Second, I don't think that narrativist players are particularly prone to being disruptive or derailing games, or pose any extraordinary problem in terms of expectation management. Hardcore gamist players, for example, who focus on PC optimisation and who approach every ingame situation from a fiction-light pawn stance, are a well known issue for simulationist GURPS, HERO, 3E or even AD&D 2nd ed play.
And a certain sort of simulationist player, who wants to roleplay out every shopping expedition , for example, and who plays the character to the exclusion of engaging the situations the GM is presenting to the group, is disruptive of mainstream D&D play focused on simulation as a chassis for gamism, because this sort of simulationist player refuses to "step on up".
I'm unsure that narrativist are more innocent of disruption. I have two players at my table that try to explore narrative themes. One pursues it without group agreement and derails sessions, group goals, and generates a fair amount of conflict within the group. It's at least as disruptive to the group as a the fiction-light camp -- the group has less internal strife with them even though the consequences of their actions are at least as damaging to the group efforts because it isn't pursued as a solitary choice.

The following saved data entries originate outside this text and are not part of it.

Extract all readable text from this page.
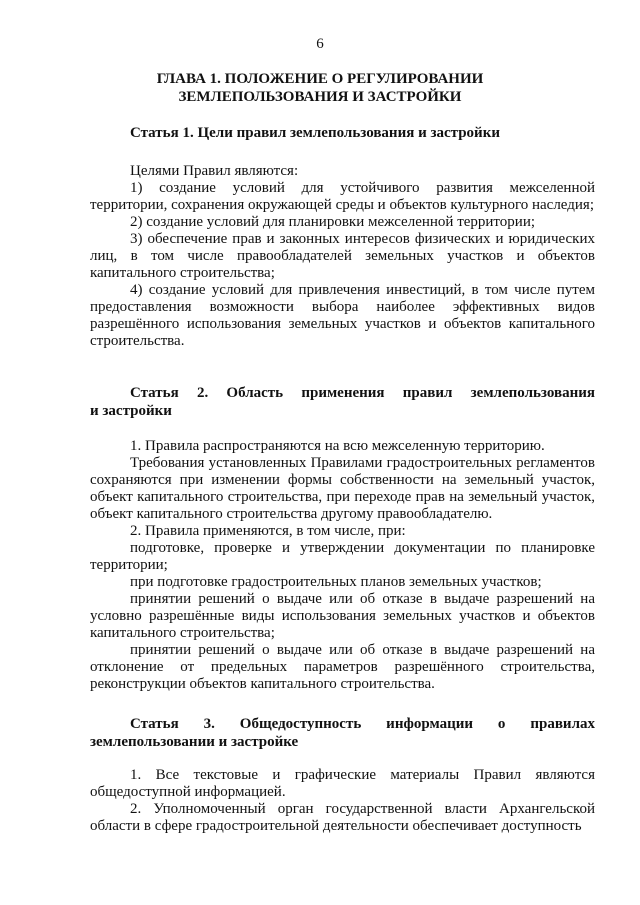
6
ГЛАВА 1. ПОЛОЖЕНИЕ О РЕГУЛИРОВАНИИ
ЗЕМЛЕПОЛЬЗОВАНИЯ И ЗАСТРОЙКИ
Статья 1. Цели правил землепользования и застройки

Целями Правил являются:

1) создание условий для устойчивого развития межселенной территории, сохранения окружающей среды и объектов культурного наследия;

2) создание условий для планировки межселенной территории;

3) обеспечение прав и законных интересов физических и юридических лиц, в том числе правообладателей земельных участков и объектов капитального строительства;

4) создание условий для привлечения инвестиций, в том числе путем предоставления возможности выбора наиболее эффективных видов разрешённого использования земельных участков и объектов капитального строительства.

Статья 2. Область применения правил землепользования
и застройки

1. Правила распространяются на всю межселенную территорию.

Требования установленных Правилами градостроительных регламентов сохраняются при изменении формы собственности на земельный участок, объект капитального строительства, при переходе прав на земельный участок, объект капитального строительства другому правообладателю.

2. Правила применяются, в том числе, при:

подготовке, проверке и утверждении документации по планировке территории;

при подготовке градостроительных планов земельных участков;

принятии решений о выдаче или об отказе в выдаче разрешений на условно разрешённые виды использования земельных участков и объектов капитального строительства;

принятии решений о выдаче или об отказе в выдаче разрешений на отклонение от предельных параметров разрешённого строительства, реконструкции объектов капитального строительства.

Статья 3. Общедоступность информации о правилах
землепользовании и застройке

1. Все текстовые и графические материалы Правил являются общедоступной информацией.

2. Уполномоченный орган государственной власти Архангельской области в сфере градостроительной деятельности обеспечивает доступность
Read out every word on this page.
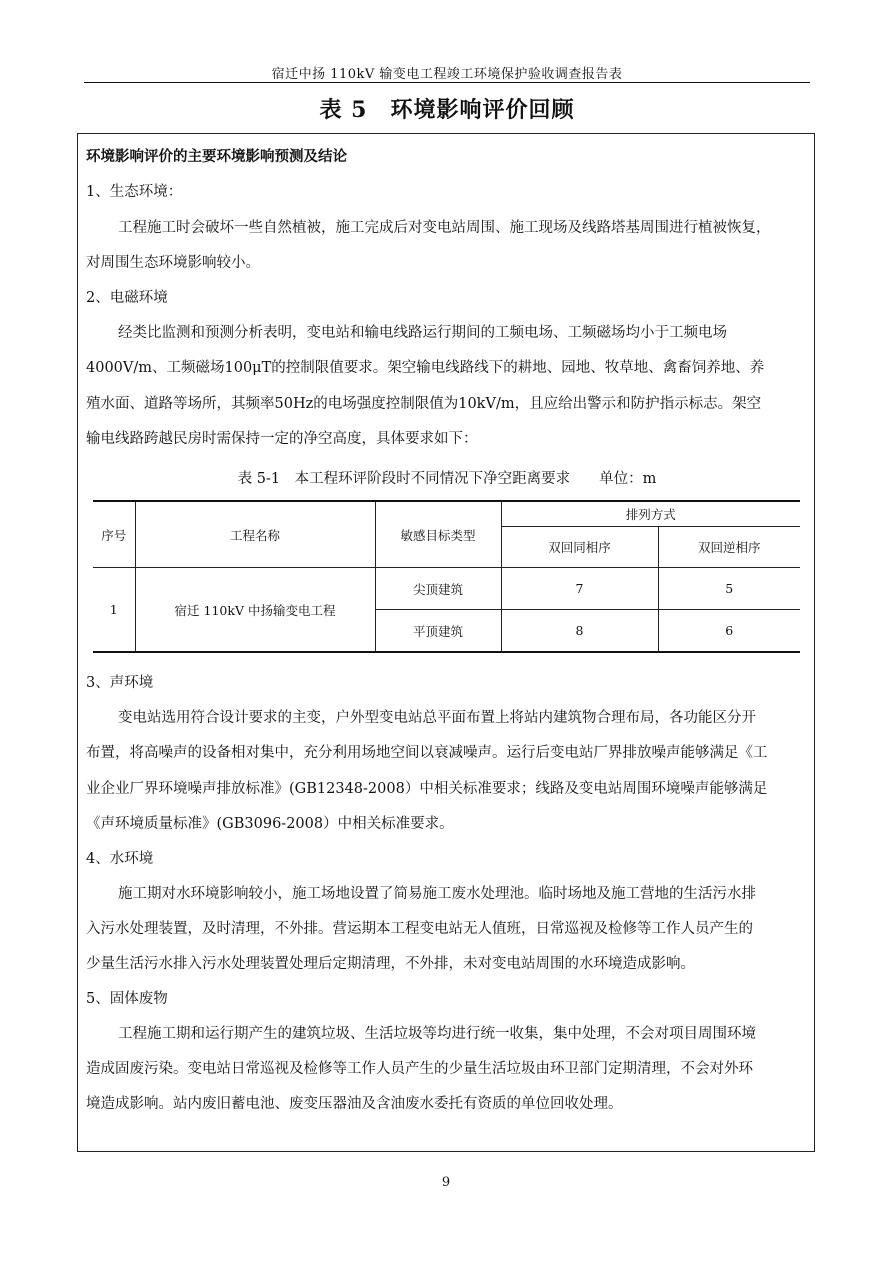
宿迁中扬 110kV 输变电工程竣工环境保护验收调查报告表
表 5　环境影响评价回顾
环境影响评价的主要环境影响预测及结论
1、生态环境：
工程施工时会破坏一些自然植被，施工完成后对变电站周围、施工现场及线路塔基周围进行植被恢复，
对周围生态环境影响较小。
2、电磁环境
经类比监测和预测分析表明，变电站和输电线路运行期间的工频电场、工频磁场均小于工频电场
4000V/m、工频磁场100μT的控制限值要求。架空输电线路线下的耕地、园地、牧草地、禽畜饲养地、养
殖水面、道路等场所，其频率50Hz的电场强度控制限值为10kV/m，且应给出警示和防护指示标志。架空
输电线路跨越民房时需保持一定的净空高度，具体要求如下：
表 5-1　本工程环评阶段时不同情况下净空距离要求　　单位：m
序号	工程名称	敏感目标类型	排列方式	
			双回同相序	双回逆相序
1	宿迁 110kV 中扬输变电工程	尖顶建筑	7	5
		平顶建筑	8	6
3、声环境
变电站选用符合设计要求的主变，户外型变电站总平面布置上将站内建筑物合理布局，各功能区分开
布置，将高噪声的设备相对集中，充分利用场地空间以衰减噪声。运行后变电站厂界排放噪声能够满足《工
业企业厂界环境噪声排放标准》(GB12348-2008）中相关标准要求；线路及变电站周围环境噪声能够满足
《声环境质量标准》(GB3096-2008）中相关标准要求。
4、水环境
施工期对水环境影响较小，施工场地设置了简易施工废水处理池。临时场地及施工营地的生活污水排
入污水处理装置，及时清理，不外排。营运期本工程变电站无人值班，日常巡视及检修等工作人员产生的
少量生活污水排入污水处理装置处理后定期清理，不外排，未对变电站周围的水环境造成影响。
5、固体废物
工程施工期和运行期产生的建筑垃圾、生活垃圾等均进行统一收集，集中处理，不会对项目周围环境
造成固废污染。变电站日常巡视及检修等工作人员产生的少量生活垃圾由环卫部门定期清理，不会对外环
境造成影响。站内废旧蓄电池、废变压器油及含油废水委托有资质的单位回收处理。
9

So I agree that some sort of mutuality in the group is important, but I don't think that simulationism provides any sort of privileged safe harbour. In fact, in my (admittedly limited) experience it is fairly easy for a narrativist player to drift a group in that direction - you keep following the GM's plot hooks, but treat the GM's storyline as simply a backdrop against which thematically driven PC-to-PC interaction takes place, which interactions in turn inform the way the group engages with the GM's storyline. This is perhaps not the most functional RPGing of all time (it depends a fair bit on how the GM responds).
Simulationism isn't a safe harbour, but it can provide the framework of shared expectation that allows the players to continue to engage in the campaign in a personally meaningful way. More important is consistency of application and response from the DM. It isn't simulationism to say "Your character is accused by his compatriots of killing the respected necromancer X. As he is considered both extremely dangerous and a flight risk, he's being held without bail for the investigation to complete. Based upon your character's statements and witness statements, a guilty verdict is likely. Would you like to roll a replacement character or wait for the trial?" It is an application of narrative power that helps maintain the imaginary society at a predictable and understandable level for the group and provides understandable and predictable consequence to meaningful player choice.

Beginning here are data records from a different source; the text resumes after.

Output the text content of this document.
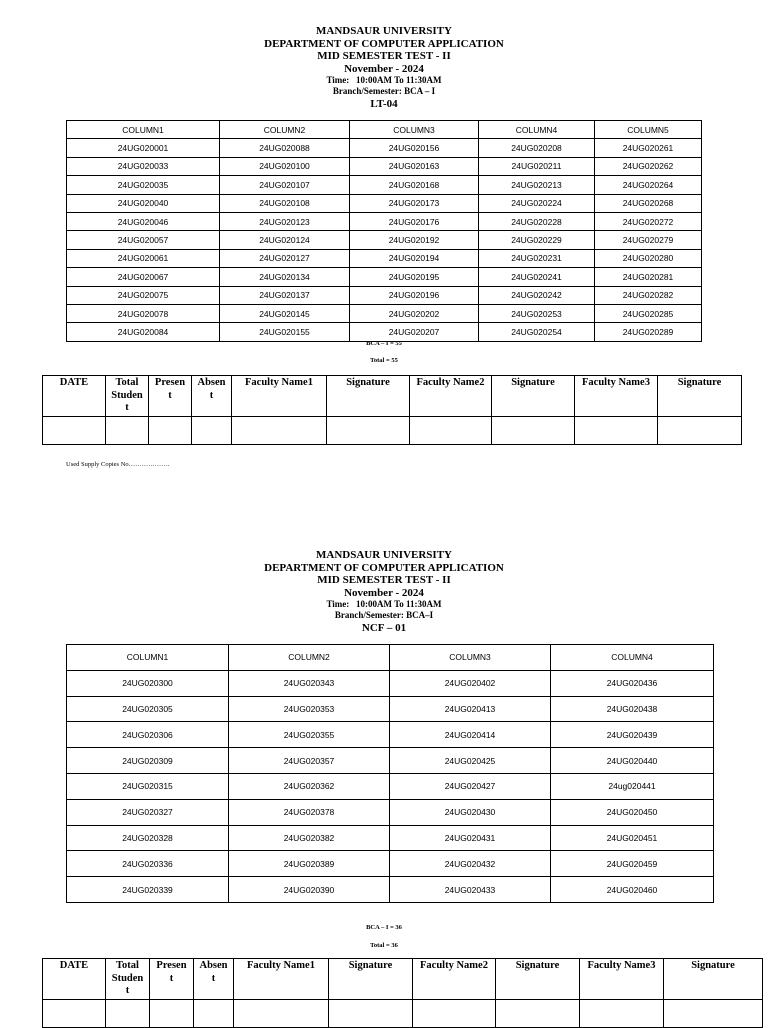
MANDSAUR UNIVERSITY
DEPARTMENT OF COMPUTER APPLICATION
MID SEMESTER TEST - II
November - 2024
Time: 10:00AM To 11:30AM
Branch/Semester: BCA – I
LT-04
COLUMN1	COLUMN2	COLUMN3	COLUMN4	COLUMN5
24UG020001	24UG020088	24UG020156	24UG020208	24UG020261
24UG020033	24UG020100	24UG020163	24UG020211	24UG020262
24UG020035	24UG020107	24UG020168	24UG020213	24UG020264
24UG020040	24UG020108	24UG020173	24UG020224	24UG020268
24UG020046	24UG020123	24UG020176	24UG020228	24UG020272
24UG020057	24UG020124	24UG020192	24UG020229	24UG020279
24UG020061	24UG020127	24UG020194	24UG020231	24UG020280
24UG020067	24UG020134	24UG020195	24UG020241	24UG020281
24UG020075	24UG020137	24UG020196	24UG020242	24UG020282
24UG020078	24UG020145	24UG020202	24UG020253	24UG020285
24UG020084	24UG020155	24UG020207	24UG020254	24UG020289
BCA – I = 55
Total = 55
DATE	Total
Studen
t	Presen
t	Absen
t	Faculty Name1	Signature	Faculty Name2	Signature	Faculty Name3	Signature

Used Supply Copies No……………….
MANDSAUR UNIVERSITY
DEPARTMENT OF COMPUTER APPLICATION
MID SEMESTER TEST - II
November - 2024
Time: 10:00AM To 11:30AM
Branch/Semester: BCA–I
NCF – 01
COLUMN1	COLUMN2	COLUMN3	COLUMN4
24UG020300	24UG020343	24UG020402	24UG020436
24UG020305	24UG020353	24UG020413	24UG020438
24UG020306	24UG020355	24UG020414	24UG020439
24UG020309	24UG020357	24UG020425	24UG020440
24UG020315	24UG020362	24UG020427	24ug020441
24UG020327	24UG020378	24UG020430	24UG020450
24UG020328	24UG020382	24UG020431	24UG020451
24UG020336	24UG020389	24UG020432	24UG020459
24UG020339	24UG020390	24UG020433	24UG020460
BCA – I = 36
Total = 36
DATE	Total
Studen
t	Presen
t	Absen
t	Faculty Name1	Signature	Faculty Name2	Signature	Faculty Name3	Signature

But at least in my experience, it is evidence against the notion of simulationism (or very exploration heavy gamism of the classic D&D variety) as a default approach to RPGing.
Exploration-heavy gaming is by no means the default for RPGing -- take for example most superhero games where the characters are a reactive and defensive force. It was the stated default for D&D though that became the unstated default and then supplanted by the unstated default of heroic action in a developed plot.